1.1 In cases involving personal injuries and where a patient suffers from a condition which is the subject of a legal dispute, a treating physician has a duty to provide medical information pertinent to the patient's claim in reports, depositions, conferences and trial testimony. In other cases, experts may have a duty to provide information that experts have obtained in the course of their normal duties, such as an accountant auditing books of a business.
It is recognized that the primary duty of a physician is to treat a patient's illness or injuries. However, an additional responsibility of a treating physician is to provide necessary medical information and opinions by virtue of his or her acceptance of that patient for treatment. Like any other citizen, a physician or other expert can be required to tell what he or she knows if such information will aid the judicial process.
The transmittal of this medical or other information may include a written report which either sets forth the diagnosis, treatment and prognosis, or which responds to specific questions posed by an attorney concerning important issues in the case. Later, the expert's deposition may be taken to "discover" further information. Incidental to these contacts, one or more conferences between the expert and the attorney endorsing or retaining the expert may be requested. Finally, if the case does not settle, the expert may be called as a witness to testify in court.
The expert and attorney should cooperate in this information-gathering process to facilitate settlement, promote the administration of justice, and control the costs of litigation.
1.2 Experts and attorneys should openly communicate with one another and, wherever possible, agree in advance concerning the terms of their relationship so as to avoid conflict and disputes between the professions.

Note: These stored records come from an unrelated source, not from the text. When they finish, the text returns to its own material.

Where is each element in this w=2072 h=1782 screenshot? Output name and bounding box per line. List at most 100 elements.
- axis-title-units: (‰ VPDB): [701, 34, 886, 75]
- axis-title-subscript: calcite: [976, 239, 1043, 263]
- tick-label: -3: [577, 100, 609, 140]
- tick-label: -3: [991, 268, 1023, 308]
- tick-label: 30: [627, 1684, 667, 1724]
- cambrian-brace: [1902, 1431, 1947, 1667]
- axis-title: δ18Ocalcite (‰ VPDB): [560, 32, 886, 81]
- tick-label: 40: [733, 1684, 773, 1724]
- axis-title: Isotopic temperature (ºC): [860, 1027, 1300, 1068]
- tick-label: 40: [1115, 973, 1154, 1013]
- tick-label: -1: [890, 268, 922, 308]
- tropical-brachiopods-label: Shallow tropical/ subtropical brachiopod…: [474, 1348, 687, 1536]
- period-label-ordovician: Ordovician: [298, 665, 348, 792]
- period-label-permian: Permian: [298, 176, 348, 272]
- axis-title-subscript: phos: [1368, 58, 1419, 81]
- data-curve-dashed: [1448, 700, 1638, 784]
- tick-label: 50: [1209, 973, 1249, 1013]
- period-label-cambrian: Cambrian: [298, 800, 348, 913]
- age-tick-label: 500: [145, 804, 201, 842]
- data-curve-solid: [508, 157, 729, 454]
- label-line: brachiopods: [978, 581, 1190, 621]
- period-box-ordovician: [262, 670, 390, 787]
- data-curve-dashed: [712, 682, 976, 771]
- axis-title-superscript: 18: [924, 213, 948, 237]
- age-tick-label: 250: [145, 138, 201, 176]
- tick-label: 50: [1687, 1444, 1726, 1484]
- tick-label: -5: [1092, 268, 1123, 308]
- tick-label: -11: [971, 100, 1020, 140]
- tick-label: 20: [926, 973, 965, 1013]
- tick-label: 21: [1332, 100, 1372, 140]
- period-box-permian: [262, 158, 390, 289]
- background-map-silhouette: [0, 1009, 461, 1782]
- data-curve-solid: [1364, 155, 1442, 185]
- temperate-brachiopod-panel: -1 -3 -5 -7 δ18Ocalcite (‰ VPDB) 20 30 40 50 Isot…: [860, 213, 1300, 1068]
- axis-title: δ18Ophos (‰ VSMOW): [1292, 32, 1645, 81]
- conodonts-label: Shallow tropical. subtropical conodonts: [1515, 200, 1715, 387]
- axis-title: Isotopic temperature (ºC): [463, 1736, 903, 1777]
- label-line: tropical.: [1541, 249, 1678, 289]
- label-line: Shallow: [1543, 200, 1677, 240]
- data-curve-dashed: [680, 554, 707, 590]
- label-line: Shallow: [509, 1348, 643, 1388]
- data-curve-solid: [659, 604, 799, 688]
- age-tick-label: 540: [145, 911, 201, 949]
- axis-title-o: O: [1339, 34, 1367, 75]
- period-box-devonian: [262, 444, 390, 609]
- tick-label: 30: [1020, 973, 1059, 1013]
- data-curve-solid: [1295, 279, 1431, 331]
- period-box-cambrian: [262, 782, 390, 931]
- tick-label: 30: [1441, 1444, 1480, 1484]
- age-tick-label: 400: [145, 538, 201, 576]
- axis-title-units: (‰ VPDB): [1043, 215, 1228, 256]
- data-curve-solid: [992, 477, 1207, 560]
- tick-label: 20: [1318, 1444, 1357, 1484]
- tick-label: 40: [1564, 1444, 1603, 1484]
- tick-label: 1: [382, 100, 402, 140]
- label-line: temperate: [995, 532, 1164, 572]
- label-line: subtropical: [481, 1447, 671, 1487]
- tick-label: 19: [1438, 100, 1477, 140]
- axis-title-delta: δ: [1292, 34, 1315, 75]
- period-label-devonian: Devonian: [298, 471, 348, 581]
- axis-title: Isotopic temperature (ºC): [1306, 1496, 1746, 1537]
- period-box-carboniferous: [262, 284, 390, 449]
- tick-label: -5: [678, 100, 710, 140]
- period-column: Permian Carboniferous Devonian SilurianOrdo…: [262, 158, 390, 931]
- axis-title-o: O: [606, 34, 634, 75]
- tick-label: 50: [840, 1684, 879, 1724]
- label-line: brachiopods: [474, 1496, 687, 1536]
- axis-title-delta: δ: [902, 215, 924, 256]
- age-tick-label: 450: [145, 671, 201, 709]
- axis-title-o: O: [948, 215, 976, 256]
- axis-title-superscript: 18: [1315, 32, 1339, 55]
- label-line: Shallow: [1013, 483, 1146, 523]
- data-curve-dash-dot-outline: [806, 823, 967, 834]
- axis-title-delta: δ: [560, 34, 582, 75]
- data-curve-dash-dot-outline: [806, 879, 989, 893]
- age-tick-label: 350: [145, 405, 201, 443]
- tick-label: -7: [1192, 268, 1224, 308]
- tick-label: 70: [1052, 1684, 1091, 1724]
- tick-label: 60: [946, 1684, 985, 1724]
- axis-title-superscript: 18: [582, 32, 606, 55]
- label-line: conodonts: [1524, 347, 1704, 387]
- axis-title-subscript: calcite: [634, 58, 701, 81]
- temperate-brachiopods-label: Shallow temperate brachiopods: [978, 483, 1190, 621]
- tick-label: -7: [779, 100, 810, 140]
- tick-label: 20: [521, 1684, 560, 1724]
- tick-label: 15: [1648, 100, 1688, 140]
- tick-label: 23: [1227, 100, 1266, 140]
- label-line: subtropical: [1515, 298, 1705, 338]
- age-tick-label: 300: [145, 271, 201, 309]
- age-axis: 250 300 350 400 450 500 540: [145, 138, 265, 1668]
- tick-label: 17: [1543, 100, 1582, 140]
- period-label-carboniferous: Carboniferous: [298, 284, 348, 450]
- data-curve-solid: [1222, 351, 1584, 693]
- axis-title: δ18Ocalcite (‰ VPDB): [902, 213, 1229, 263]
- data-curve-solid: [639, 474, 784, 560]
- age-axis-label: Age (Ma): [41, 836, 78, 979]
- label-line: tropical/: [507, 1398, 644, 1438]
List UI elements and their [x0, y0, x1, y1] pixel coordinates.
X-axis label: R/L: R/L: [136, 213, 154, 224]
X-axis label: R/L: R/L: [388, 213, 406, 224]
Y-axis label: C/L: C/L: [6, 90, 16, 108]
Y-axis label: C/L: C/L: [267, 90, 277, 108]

Open communication is the touchstone of dispute avoidance and dispute resolution. While experts' services are essential to the administration of justice, the expert and attorney should seek out and discuss ways of minimizing the burden of services on physicians and other experts as well as minimizing the cost to clients. Unless an attorney and expert have a history of prior business dealings, it is desirable to agree in advance concerning the nature, scope, and cost of the expert's services. (These subjects are discussed in greater detail in other sections of this Code.) The expert may already have set policies, or an agreement may be worked out at the time of the initial contact. Preferably this agreement should be reduced to writing.
If an agreement cannot be reached, the matter should be discussed immediately. At all times, the client's best interests should be the overriding concern. The professionals should agree on as much as possible and submit any residual dispute to the court or an interprofessional dispute resolution committee.
Toward this end, direct communication between the expert and attorney is preferable to communication between secretaries, receptionists, or clerical staff.
1.3 The role of the expert is not that of an advocate or trier of fact and, at all times, the expert's opinions should remain fair, unbiased, and objective.
The role of the expert in a lawsuit is that of a witness only. The expert should never become an advocate or a trier of fact. The expert should not seek to openly support or oppose the position of either party. No matter how much he or she inwardly favors or opposes the cause of one party to a lawsuit, it is the expert's clear duty to present information in a fair, unbiased, and objective fashion. When called to testify, the expert's duty is to answer the questions truthfully and to the best of his or her knowledge. Under no circumstances is an expert justified in suppressing evidence. The expert should never be influenced by extraneous matters such as the source of his or her compensation, friendships, personalities, or inappropriate pressures from patients, clients, attorneys, insurers, or professional organizations.
1.4 Although an attorney is an advocate, an attorney is never justified in abusing or intimidating an expert witness in any manner, in an attempt to discourage the expert's further involvement in the litigation or to alter or suppress the expert's testimony.
An attorney is an advocate and has a duty to zealously represent his client's best interests in litigation. However, that duty as advocate never justifies abuse, intimidation, badgering, or personal attacks on a witness. Improper attempts to discourage the expert's further involvement in the litigation or to alter or suppress the expert's testimony should be strongly denounced. Such attempts are never justified or necessary. Adequate means are available to test credibility by cross-examination, impeachment, and rebuttal. An expert need not tolerate abusive or improper conduct and should promptly bring it to the attention of the opposing counsel, the court or tribunal in which the action is pending, or an appropriate grievance committee.
1.5 Attorneys should refrain from giving advice on medical management or interfering in the physician-patient relationship. Similarly, physicians should refrain from giving advice on legal matters or interfering in the attorney-client relationship. In other cases, non-physician experts and attorneys should refrain from interfering in the relationship between the expert, his or her client, and the attorney and client.
Physicians, other experts, and attorneys must recognize that they hold a position of trust and confidence with their patient-client. Each professional must recognize the limitations of his or her role and expertise and defer to the other professional in matters uniquely within that individual's expertise.
Hence, a lawyer should not encourage "physician shopping" or "expert shopping," should not counsel a client concerning treatment options, and should not otherwise improperly influence the client in an attempt to accentuate damages.
At the same time, the expert should refrain from counseling the client concerning such legal matters as the value of the client's claim, the nature or terms of the fee agreement with the attorney, or trial techniques and strategy decisions. These are exclusively the province of the lawyer.